At 16:30, the benchmark FTSE 100 index was up 0.2%, at 6,254.

Outsourced services provider Serco jumped 16% to 155p on guiding for a rise in first-half underlying trading profit of about 50%, amid 'limited' impacts from the Covid-19 crisis.

Serco also reinstated guidance for the full year that included upgraded revenue expectations.

Energy utility SSE sparked 9% higher to £13.8, after it reported better than expected adjusted operating profits, up 37% to £1.5bn.

SSE recommended a final dividend of 56p per share, making the full-year 80p per share and said it was continuing to target delivery of its five-year dividend plan, running from the 2019 to the 2023 financial years.

DIY group Kingfisher gained 6.7% to 217p even as it booked 66% slump in annual profit amid a continued poor showing from its French business.

Kingfisher also said its performance had improved in May following a slump in April as it gradually reopened shuttered stores in the UK and France.

Online fashion retailer Boohoo rallied 6% to 413p as it forecast its annual performance to beat market expectations following a jump in first-quarter revenue.

Also making news, home builder Berkeley rose 4.4% to £44, despite announcing that its annual profit fell by more than a third as it sold fewer homes in a declining price environment.

Berkeley said it entered the coming year from a position of relative strength, with net cash of £1.14bn and forward sales of £1.9bn.

Banknote printer De La Rue rose 4% to 159p, as it reported a rise in profit as lower costs and a gain on the sale of its international identity solutions business offset a fall in revenue.

Infrastructure products supplier Hill & Smith traded 2.5% higher to £13.3 on announcing that it had seen a 'modest recovery' in performance in May as lockdown measures eased.

The company, however, stressed it remained cautious given market uncertainty.

Structural steel group Severfield dropped 1% to 73p, after posting a 4.5% rise in annual profit. The company has suspended dividends until it gets more clarity on the impact of Covid-19.

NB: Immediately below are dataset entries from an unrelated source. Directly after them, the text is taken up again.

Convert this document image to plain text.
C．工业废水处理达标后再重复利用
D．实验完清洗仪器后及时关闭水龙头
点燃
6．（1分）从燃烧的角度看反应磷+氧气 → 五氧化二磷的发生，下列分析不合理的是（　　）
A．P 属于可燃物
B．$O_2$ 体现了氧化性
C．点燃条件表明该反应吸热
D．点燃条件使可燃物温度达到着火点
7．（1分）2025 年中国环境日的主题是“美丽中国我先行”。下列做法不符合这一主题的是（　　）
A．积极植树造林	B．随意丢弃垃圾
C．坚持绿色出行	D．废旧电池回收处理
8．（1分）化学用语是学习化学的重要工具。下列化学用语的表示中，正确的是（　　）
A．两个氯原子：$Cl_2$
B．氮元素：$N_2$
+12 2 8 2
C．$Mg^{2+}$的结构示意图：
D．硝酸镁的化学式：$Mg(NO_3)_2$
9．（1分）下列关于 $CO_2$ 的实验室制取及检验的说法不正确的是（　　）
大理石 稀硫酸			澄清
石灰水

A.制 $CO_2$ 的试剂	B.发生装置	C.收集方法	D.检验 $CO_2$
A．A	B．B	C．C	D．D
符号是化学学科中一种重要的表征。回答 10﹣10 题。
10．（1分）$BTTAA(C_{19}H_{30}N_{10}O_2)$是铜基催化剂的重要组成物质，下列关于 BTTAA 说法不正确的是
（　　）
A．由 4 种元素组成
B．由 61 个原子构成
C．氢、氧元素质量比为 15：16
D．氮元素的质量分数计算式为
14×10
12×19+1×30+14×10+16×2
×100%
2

Gambling company William Hill fell 5% to 132p after it raised £224m of new equity rato bolster its balance sheet at 128p a share.

Putting downward pressure on the market was pizza delivery group Domino's Pizza, which slumped 6% to 319p.

Domino's guided for a slight fall in first-half operating profit despite people ordering more pizzas during lockdown, citing higher costs needed to keep people safe from Covid-19.